I’ve been thinking a lot about what I want and how it seems unfair that I might not get it simply because of circumstances. And I’ve been wondering why God would give me sneak-previews (so to speak), if He knows that I know that I’m never going to get to experience the main feature anyway. What’s the point?
And on the other hand, I’ve also been trying to accept the fact that there are some things I’m going to have to ‘put-up’ with, which kind of deflates the whole ‘I’m-so-excited-about-being-alive’ feeling I want to hold on to.
I guess, what I was hoping I could do was to have my cake and eat it all. And that’s one of things about the process of becoming an adult: you have to realise that eating the whole cake might be fun, but it gives you a mighty tummy-ache afterwards.
Don’t be yourself. That’s what I wanted to be, partly because it’s so easy to be yourself, to set up your own rules. To live in a small world of your own definition, regardless of how it affects those around you.
Be someone a little nicer. That’s the hard, and let’s admit it, boring bit. It means sometimes having to adapt to the way other people live and to accept a set of rules for the greater good of others, although you might have no need or inclination to follow them.
Being nicer means giving up the heroine role of being exciting, mysterious, a little spoilt, a little wayward, a bit unnerving and possibly unpredictable. But at the end of the day, when we want a shoulder to cry on, or someone to turn to whom we can depend on, someone who’ll understand without questioning, we all look for the ‘nice’ people in our lives.
The difference between being yourself and being nicer is the difference between interesting and comfortable. It’s the difference between being the actor on the stage, and the cue-prompter in the darkened wings. It’s the difference between the vibrant paint and the plain canvas that sacrifices everything to hold those strokes just so.
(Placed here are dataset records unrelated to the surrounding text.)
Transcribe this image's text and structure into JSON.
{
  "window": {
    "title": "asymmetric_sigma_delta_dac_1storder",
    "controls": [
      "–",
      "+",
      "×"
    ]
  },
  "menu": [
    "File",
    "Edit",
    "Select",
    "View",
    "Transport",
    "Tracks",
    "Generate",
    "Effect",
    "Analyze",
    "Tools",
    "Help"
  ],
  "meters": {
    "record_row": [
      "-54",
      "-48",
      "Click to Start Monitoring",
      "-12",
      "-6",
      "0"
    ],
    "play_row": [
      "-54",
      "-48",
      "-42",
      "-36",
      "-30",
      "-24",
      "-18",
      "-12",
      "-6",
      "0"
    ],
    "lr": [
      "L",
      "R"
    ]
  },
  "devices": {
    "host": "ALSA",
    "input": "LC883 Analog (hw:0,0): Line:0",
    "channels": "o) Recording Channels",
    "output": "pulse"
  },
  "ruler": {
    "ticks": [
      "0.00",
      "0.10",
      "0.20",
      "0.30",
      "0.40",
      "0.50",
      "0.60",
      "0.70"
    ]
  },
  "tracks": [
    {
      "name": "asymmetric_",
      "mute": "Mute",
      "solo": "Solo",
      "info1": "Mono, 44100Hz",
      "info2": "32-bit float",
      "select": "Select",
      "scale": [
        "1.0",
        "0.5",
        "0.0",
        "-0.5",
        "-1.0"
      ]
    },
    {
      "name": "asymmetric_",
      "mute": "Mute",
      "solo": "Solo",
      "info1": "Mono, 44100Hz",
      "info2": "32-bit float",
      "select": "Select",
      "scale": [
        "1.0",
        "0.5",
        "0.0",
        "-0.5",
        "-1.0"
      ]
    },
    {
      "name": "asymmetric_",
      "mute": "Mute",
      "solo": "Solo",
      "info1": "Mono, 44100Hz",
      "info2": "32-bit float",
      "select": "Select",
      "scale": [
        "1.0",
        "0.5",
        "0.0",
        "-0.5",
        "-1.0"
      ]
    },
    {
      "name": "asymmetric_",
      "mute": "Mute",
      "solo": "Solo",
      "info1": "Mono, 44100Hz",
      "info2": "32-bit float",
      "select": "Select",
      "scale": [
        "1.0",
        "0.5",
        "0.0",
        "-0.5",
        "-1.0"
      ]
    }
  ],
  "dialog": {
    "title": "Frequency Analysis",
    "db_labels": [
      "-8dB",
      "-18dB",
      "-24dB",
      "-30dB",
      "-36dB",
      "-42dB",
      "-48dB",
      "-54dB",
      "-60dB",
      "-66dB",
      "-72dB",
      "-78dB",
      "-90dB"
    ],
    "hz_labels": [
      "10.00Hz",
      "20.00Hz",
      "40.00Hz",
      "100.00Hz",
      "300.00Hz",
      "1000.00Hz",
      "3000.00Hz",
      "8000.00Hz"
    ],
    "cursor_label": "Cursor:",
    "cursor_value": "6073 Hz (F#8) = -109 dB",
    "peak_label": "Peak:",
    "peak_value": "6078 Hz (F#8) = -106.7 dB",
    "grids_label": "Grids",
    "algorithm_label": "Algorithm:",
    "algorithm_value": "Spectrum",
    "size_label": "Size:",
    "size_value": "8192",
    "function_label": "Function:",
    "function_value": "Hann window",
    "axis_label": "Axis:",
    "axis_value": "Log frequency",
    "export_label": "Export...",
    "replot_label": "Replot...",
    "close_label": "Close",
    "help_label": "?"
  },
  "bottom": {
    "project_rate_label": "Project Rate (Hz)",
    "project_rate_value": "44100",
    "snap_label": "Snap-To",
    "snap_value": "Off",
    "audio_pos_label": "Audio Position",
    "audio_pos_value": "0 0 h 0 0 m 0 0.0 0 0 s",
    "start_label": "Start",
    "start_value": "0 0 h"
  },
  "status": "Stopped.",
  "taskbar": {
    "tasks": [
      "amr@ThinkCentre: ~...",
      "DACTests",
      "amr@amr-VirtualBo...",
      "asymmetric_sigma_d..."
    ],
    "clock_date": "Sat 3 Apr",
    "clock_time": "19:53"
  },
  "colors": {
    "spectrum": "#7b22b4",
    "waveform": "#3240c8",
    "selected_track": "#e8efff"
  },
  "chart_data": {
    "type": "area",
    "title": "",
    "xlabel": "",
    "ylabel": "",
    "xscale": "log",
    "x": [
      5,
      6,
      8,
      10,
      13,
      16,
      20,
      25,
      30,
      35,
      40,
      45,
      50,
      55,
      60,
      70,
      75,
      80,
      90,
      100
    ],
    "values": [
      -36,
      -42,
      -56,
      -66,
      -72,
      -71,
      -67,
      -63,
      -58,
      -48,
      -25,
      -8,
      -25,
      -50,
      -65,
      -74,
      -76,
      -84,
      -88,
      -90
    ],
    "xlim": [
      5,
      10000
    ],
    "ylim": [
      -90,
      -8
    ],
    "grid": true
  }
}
It’s the difference between the wallpaper and the dry wall it’s plastered over. It’s the difference between the house and its foundation, between the flower and its roots, between the software and the binary code beneath it, between the interface and its functionality.
And at its core, it’s the difference between being human and being humane.
Being yourself is human. Being nicer is a step towards the Divine.